Muhtemelen Süleymani suikastına ilişkin nihai karar alırken Trump’ın zihninin arkasında, 1979’da yaşananlar ve Jimmy Carter’ın başına gelenler vardı. Kasım ayında yapılacak başkanlık seçimlerine İran karşısında ABD’nin silkelenmesine seyirci kalmış, ezik bir başkan olarak girmesi, Trump açısından siyasi intihar olurdu. Büyük ihtimalle danışmanları ona bu tarihi olayı hatırlatarak Bağdat Elçiliğinin İran’ın bölgesel müttefiki Haşdu’ş Şabi güçleri tarafından talan edilmesine göz yummasının kendisi açısından büyük bir faciaya yol açacağını dile getirerek onu uyarmıştı. Misilleme, salt ABD’nin itibarına yönelik bir hareket olarak kalsa belki Trump açısından katlanılabilir bir şey olabilirdi, ancak mesele doğrudan kendi siyasi kariyeriyle ilgili olunca buna göz yumması, siyasi kariyerinin vahim bir olayla noktalanmasına müsaade etmesi demekti.

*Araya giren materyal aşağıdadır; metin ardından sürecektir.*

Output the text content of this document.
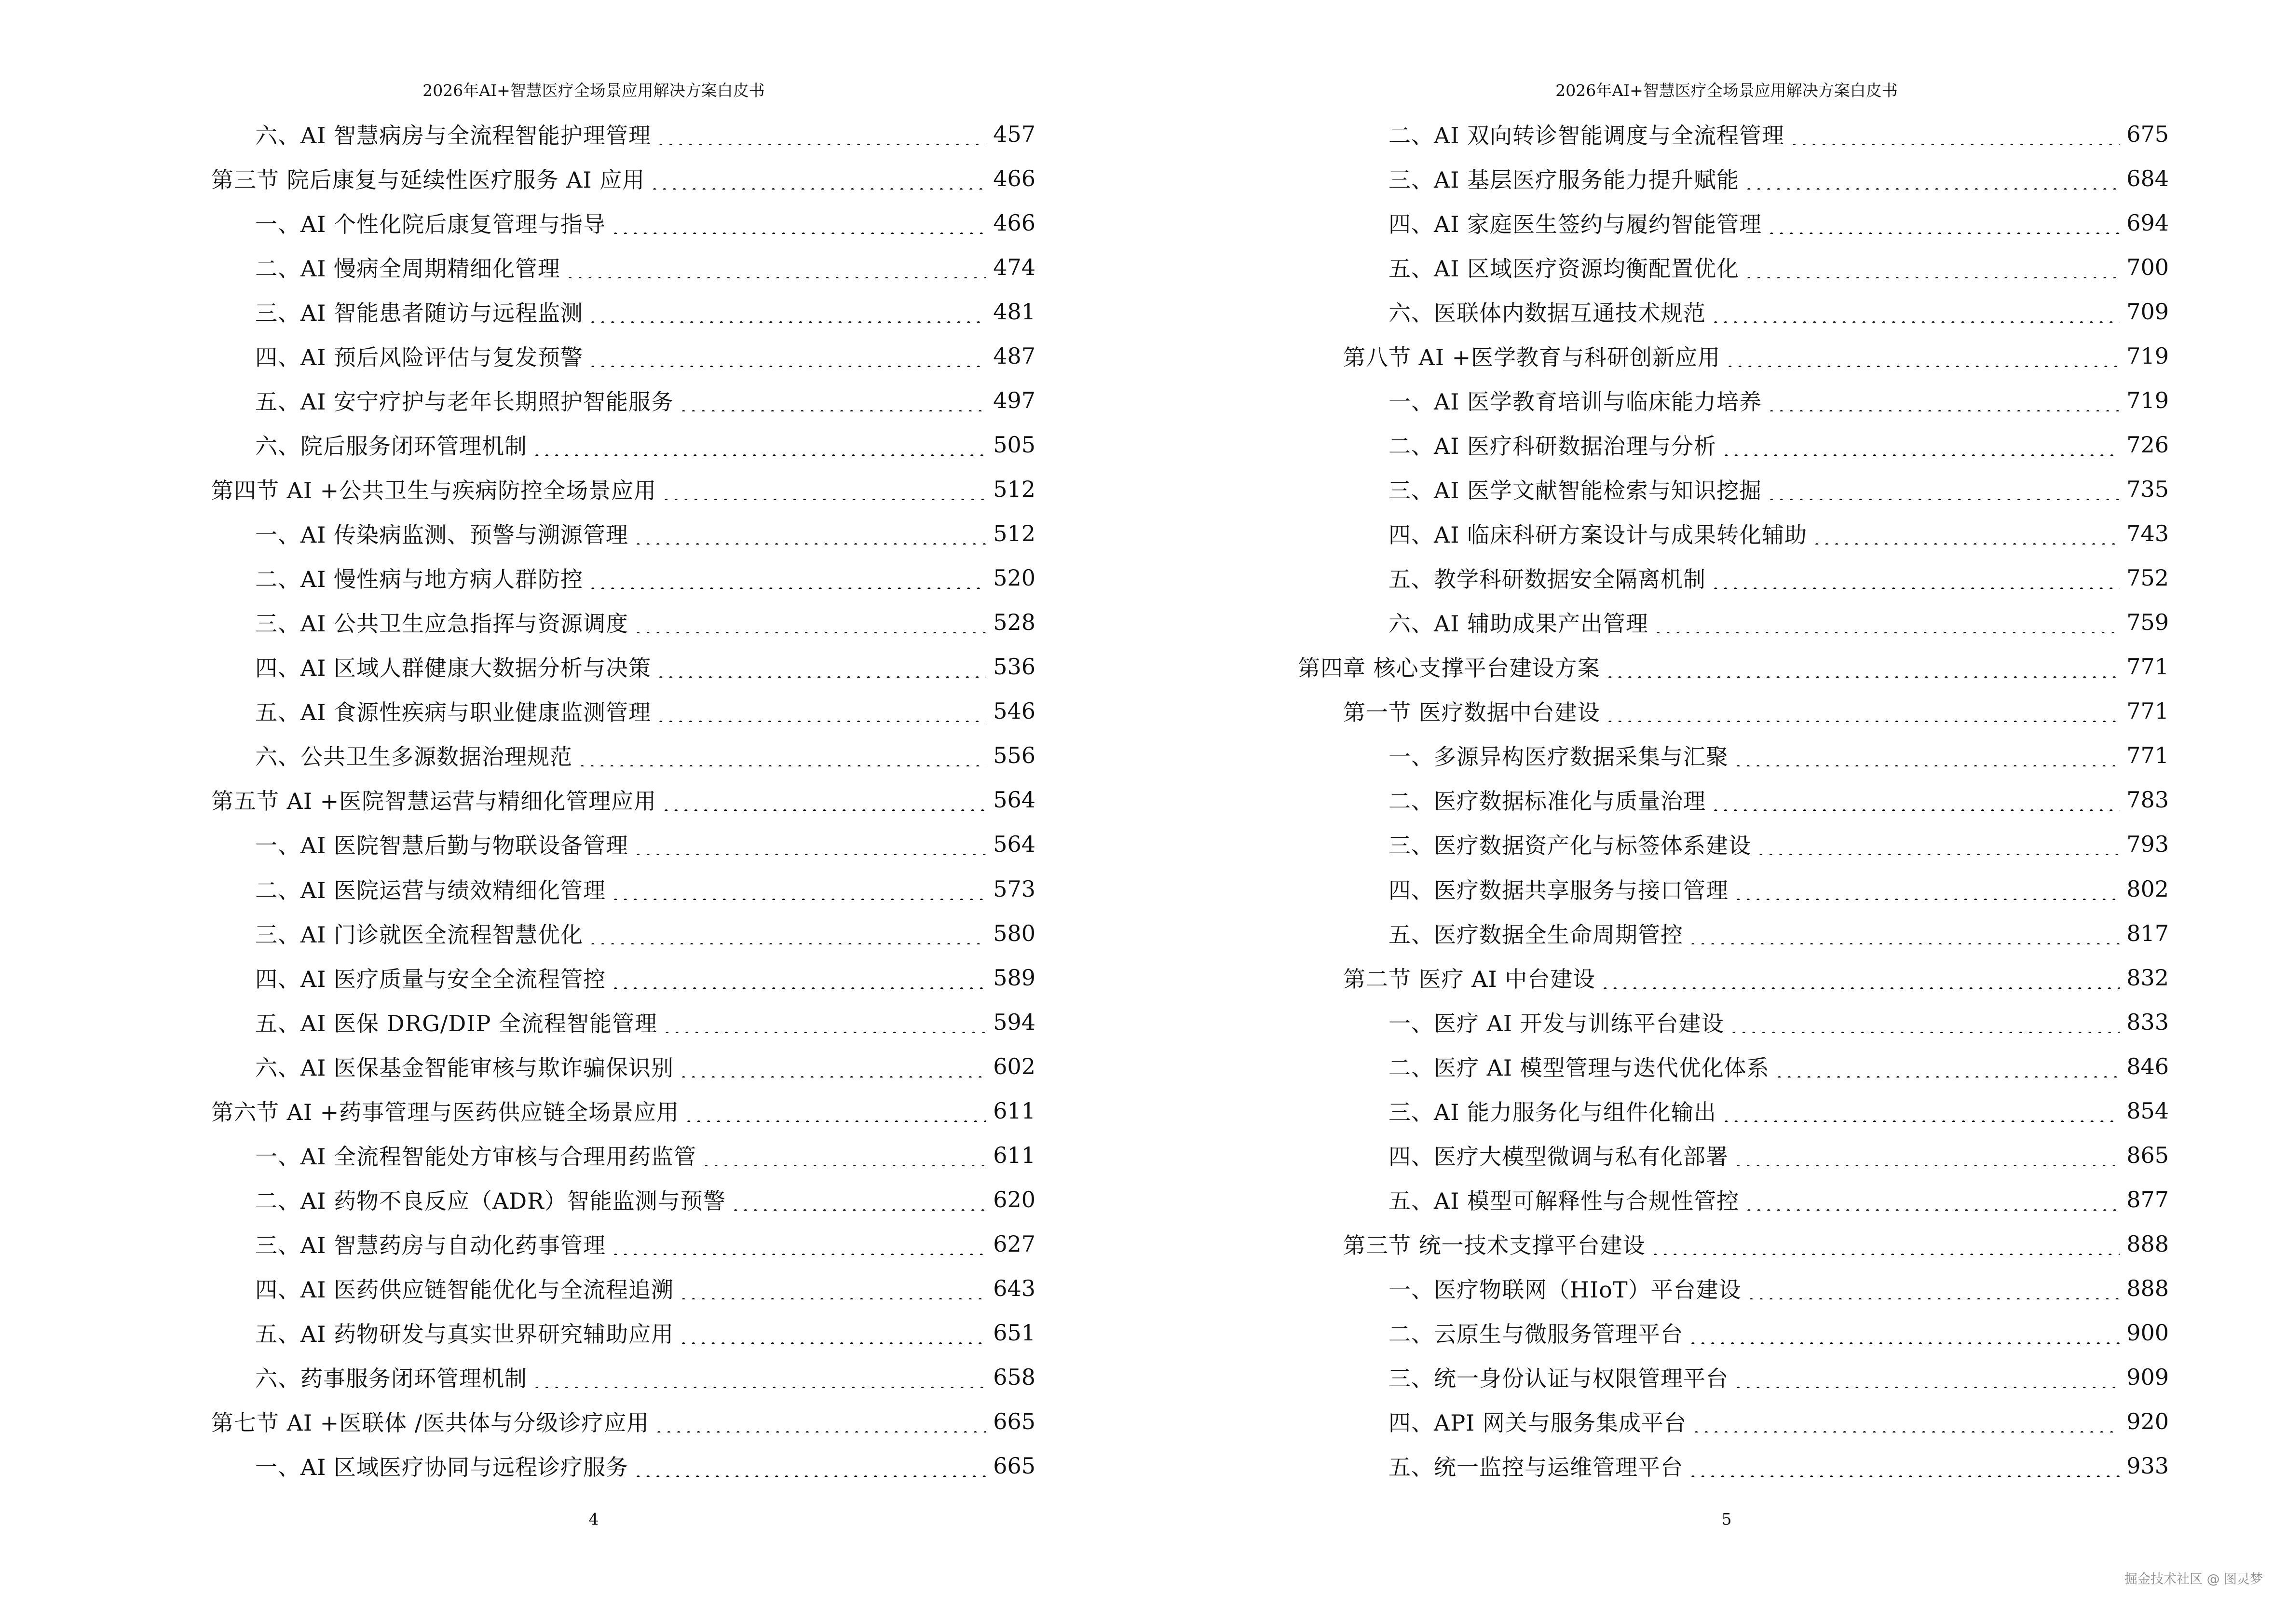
2026年AI+智慧医疗全场景应用解决方案白皮书
六、AI 智慧病房与全流程智能护理管理	457
第三节 院后康复与延续性医疗服务 AI 应用	466
一、AI 个性化院后康复管理与指导	466
二、AI 慢病全周期精细化管理	474
三、AI 智能患者随访与远程监测	481
四、AI 预后风险评估与复发预警	487
五、AI 安宁疗护与老年长期照护智能服务	497
六、院后服务闭环管理机制	505
第四节 AI +公共卫生与疾病防控全场景应用	512
一、AI 传染病监测、预警与溯源管理	512
二、AI 慢性病与地方病人群防控	520
三、AI 公共卫生应急指挥与资源调度	528
四、AI 区域人群健康大数据分析与决策	536
五、AI 食源性疾病与职业健康监测管理	546
六、公共卫生多源数据治理规范	556
第五节 AI +医院智慧运营与精细化管理应用	564
一、AI 医院智慧后勤与物联设备管理	564
二、AI 医院运营与绩效精细化管理	573
三、AI 门诊就医全流程智慧优化	580
四、AI 医疗质量与安全全流程管控	589
五、AI 医保 DRG/DIP 全流程智能管理	594
六、AI 医保基金智能审核与欺诈骗保识别	602
第六节 AI +药事管理与医药供应链全场景应用	611
一、AI 全流程智能处方审核与合理用药监管	611
二、AI 药物不良反应（ADR）智能监测与预警	620
三、AI 智慧药房与自动化药事管理	627
四、AI 医药供应链智能优化与全流程追溯	643
五、AI 药物研发与真实世界研究辅助应用	651
六、药事服务闭环管理机制	658
第七节 AI +医联体 /医共体与分级诊疗应用	665
一、AI 区域医疗协同与远程诊疗服务	665
4
2026年AI+智慧医疗全场景应用解决方案白皮书
二、AI 双向转诊智能调度与全流程管理	675
三、AI 基层医疗服务能力提升赋能	684
四、AI 家庭医生签约与履约智能管理	694
五、AI 区域医疗资源均衡配置优化	700
六、医联体内数据互通技术规范	709
第八节 AI +医学教育与科研创新应用	719
一、AI 医学教育培训与临床能力培养	719
二、AI 医疗科研数据治理与分析	726
三、AI 医学文献智能检索与知识挖掘	735
四、AI 临床科研方案设计与成果转化辅助	743
五、教学科研数据安全隔离机制	752
六、AI 辅助成果产出管理	759
第四章 核心支撑平台建设方案	771
第一节 医疗数据中台建设	771
一、多源异构医疗数据采集与汇聚	771
二、医疗数据标准化与质量治理	783
三、医疗数据资产化与标签体系建设	793
四、医疗数据共享服务与接口管理	802
五、医疗数据全生命周期管控	817
第二节 医疗 AI 中台建设	832
一、医疗 AI 开发与训练平台建设	833
二、医疗 AI 模型管理与迭代优化体系	846
三、AI 能力服务化与组件化输出	854
四、医疗大模型微调与私有化部署	865
五、AI 模型可解释性与合规性管控	877
第三节 统一技术支撑平台建设	888
一、医疗物联网（HIoT）平台建设	888
二、云原生与微服务管理平台	900
三、统一身份认证与权限管理平台	909
四、API 网关与服务集成平台	920
五、统一监控与运维管理平台	933
5
掘金技术社区 @ 图灵梦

Çatışmanın diğer boyutundan ise İran, Kasım Süleymani suikastının ardından artık hesaplarını Trump’ın gidişini hızlandıracak şekilde yapmak zorunda olduğunu fark etti. Bu nedenle suikasta misilleme yapmama gibi bir seçeneği yoktu. Ancak içeride protesto gösterileri dışarıda ise ABD saldırısı nedeniyle sıkıntılı günler yaşayan ülke, misillemesini kapsamlı bir savaşa yol açmayacak ancak Trump’ın gidişine katkıda bulunacak şekilde yapmalıydı. Zira Trump'ın görevde kaldığı sürece benzeri birtakım maceralara girmemesini kimse garanti edemezdi. Kasım Süleymani’ye denk ABD’li bir yetkiliye düzenlenecek bir misillemenin planlaması aylar süreceğinden, İran açısından en uygun tercih, kısa ve orta vadeli politikalarına oldukça uygunluk arz eden Irak’taki üsleri vurma olarak belirdi.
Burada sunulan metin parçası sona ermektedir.